European classical music began in the 17th century with the Baroque era. The impact on listeners in the
West was profound, as is shown in these ecstatic comments:

Moving on to the 20th century, we see how music transformed people in ways quite different from earlier forms. The PBS program History Detectives produced a piece on 20th century music. One statement stands out to me the most in our context.

“The most important influence on 20th century music? African Americans and the musical culture they brought to this country – developed within the bonds of slavery.

‘Even before the 20th century began, blues music was evolving across the country out of the traditional African slave spirituals, work calls and chants. Of all the developing genres, the blues would be the most far-reaching, with its influence felt in everything from jazz to rock, country music to rhythm and blues, and classical music.

‘That said, jazz’s influence on the world music scene would be nothing short of transformational. Jazz saw its early development in the African American communities all throughout the South – with rhythms reflecting the diversity of cultural influences from West Africa to the West Indies, from ragtime to the blues.”

I marvel at the change blues brings to the player and the listener. I won’t say the effect is the same for everyone on any given song, but what amazes me is that most often the blues are rooted in pain and yet their expression uplifts us in spirit.

Music and the Brain

For reasons I don’t fully understand, music and the brain partner beautifully for our well-being. In an article by Ted Gioia on honest-broker.com, he shows us how the right hemisphere of the brain relates to music. The following excerpt sums it up for me.

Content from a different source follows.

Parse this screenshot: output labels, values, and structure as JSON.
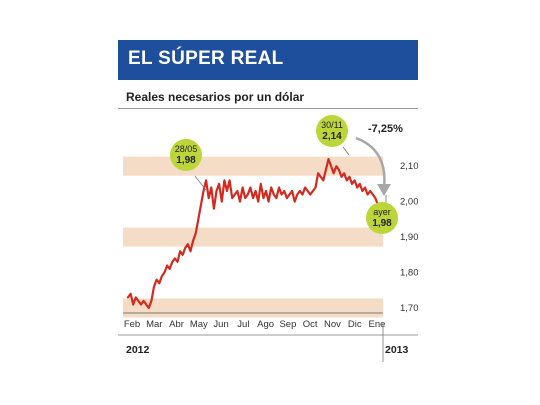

“For our purposes here, it’s more important to focus on the two very different ways our competing hemispheres have of changing the world. For the left hemisphere, we change the world by manipulating and controlling it. For the right hemisphere, we go out into the larger environment and transform both ourselves and our world in a way that feels more like merging or transcending. That is precisely the hero’s journey described in this book, and songs are better tools for that transformation than a hammer or a gun.

‘In other words, musicians really do have a higher potential, perhaps even a heroic one. A song can be much more than a song. Maybe it ought to be.”

Science can shine a light on how seemingly magical phenomena works in our lives. And so it is.